Светел месяц, ясны звездочки,
Виноградье красно зеленое мое.
Коляда
Коляда-коляда
Посконна борода,
Дай кишку да лепешку,
Свиную ножку.
Ты хозяин-мужичок,
Открывай сундучок,
Подавай пятачок[52].
За поздравления и пожелания счастья и добра колядовщики получали угощения — хлебные изделия, печенье, которое специально для коляды пеклось в виде птичек с крылышками и ножками, барашков, коньков. Характерная форма печенья служила символом подлинного изобилия и достатка, выражавшегося в крестьянском быту наличием хлеба и скота.
Наряду с колядками в новогодне-рождественском цикле обрядности исполнялись и существенно отличавшиеся от народных произведений рождественские славления — особый вид поздравительного стиха позднего духовного происхождения. Церковные праздничные песнопения излагали отрывки из «священного писания», обычно евангельскую легенду о рождении Христа. Хотя колядки и славления прикреплялись к одному календарному циклу, отношение народа к ним было различным. Бедные поэтическими образами, однообразные по стилю и языку, славления всегда воспринимались как официальные церковные песнопения, колядки же — как подлинно народный поэтический жанр. Эта обособленность народной поэзии от церковной ощущалась во временном приурочении пения: колядовали на Новый год и в сочельник, «славили Христа» в первый день рождества. Противоположность великорусской колядки религиозно-церковным и рождественским стихам объясняется ее мирским, светским направлением, языческим аграрно-производственным характером обряда.

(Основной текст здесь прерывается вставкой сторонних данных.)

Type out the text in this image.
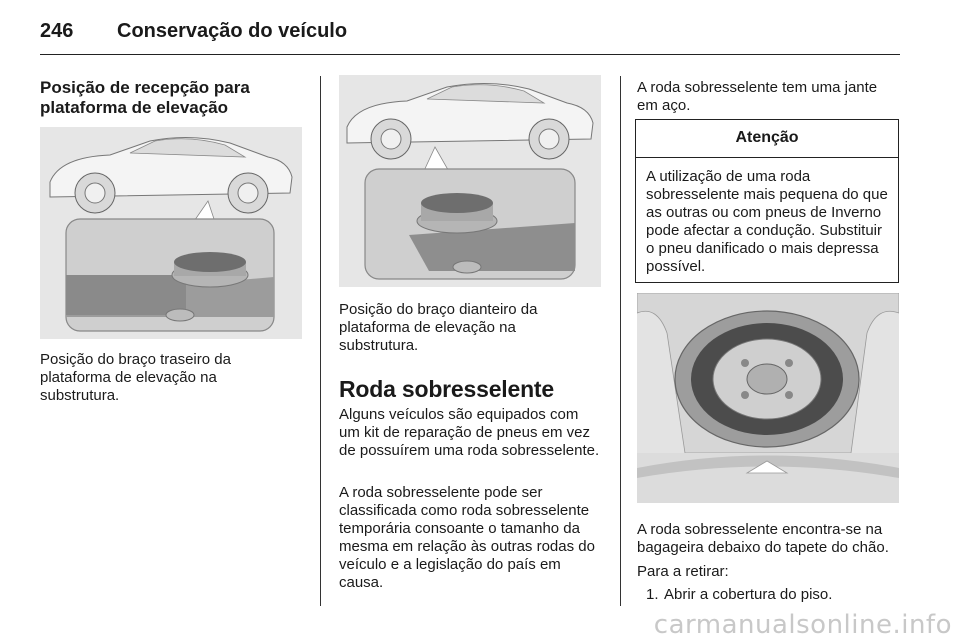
246 Conservação do veículo
Posição de recepção para plataforma de elevação

Posição do braço traseiro da plataforma de elevação na substrutura.

Posição do braço dianteiro da plataforma de elevação na substrutura.

Roda sobresselente

Alguns veículos são equipados com um kit de reparação de pneus em vez de possuírem uma roda sobresselente.

A roda sobresselente pode ser classificada como roda sobresselente temporária consoante o tamanho da mesma em relação às outras rodas do veículo e a legislação do país em causa.

A roda sobresselente tem uma jante em aço.

Atenção

A utilização de uma roda sobresselente mais pequena do que as outras ou com pneus de Inverno pode afectar a condução. Substituir o pneu danificado o mais depressa possível.

A roda sobresselente encontra-se na bagageira debaixo do tapete do chão.

Para a retirar:

1. Abrir a cobertura do piso.
carmanualsonline.info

Обрядовая новогодняя поэзия отразила процесс бытового осмысления сюжетов и образов христианской литературы. Богослужебные церковные песнопения обрабатывались в быту в пародийном, сатирическом духе, приобретая свободную интерпретацию. Вот, например, одна из пародий на славление, в которой образ Христа низводится в обстановку крестьянского быта и даже наделяется некоторыми комическими чертами:
Христос рождается,
На печи валяется,
В лапти обувается;
Лапти не нашел
И славить не пошел[53].
Уже в начале XX в. обряд колядования обнаруживает черты распада, окончательно свое существование он прекратил, видимо, в первые послереволюционные годы.
Новогодне-святочный цикл обрядности сохранил и ряд безрелигиозных моментов, главным образом семейно-бытовых, свадебных, свидетельствующих о том, что Новый год был праздником неженатой молодежи, периодом ее подготовки к браку. Святочные вечерки, о которых выше шла речь, служили узловым моментом семейно-брачной обрядности. Большое распространение имела на них инсценировка свадьбы, свадебная игра, которая в далеком прошлом, согласно принципу имитативной магии, предназначена была ускорить пли вызвать желаемый результат — вступление в брак. Впоследствии магическое содержание новогодней свадебной игры молодежи стерлось, но брачная тема продолжала сохраняться и развиваться в святочных гаданиях девушек и в праздничном ряженье молодежи.
К молодежным посиделкам, предшествовавшим зимнему свадебному периоду (январь-февраль), приурочивались смотрины невест. Иногда встречи девушек-невест с молодыми людьми организовывались под видом праздничного ряженья. Девушки, нарядившись в мужской костюм, ходили в гости к парням; те их угощали пирогами, вином, брагой, различными сладостями.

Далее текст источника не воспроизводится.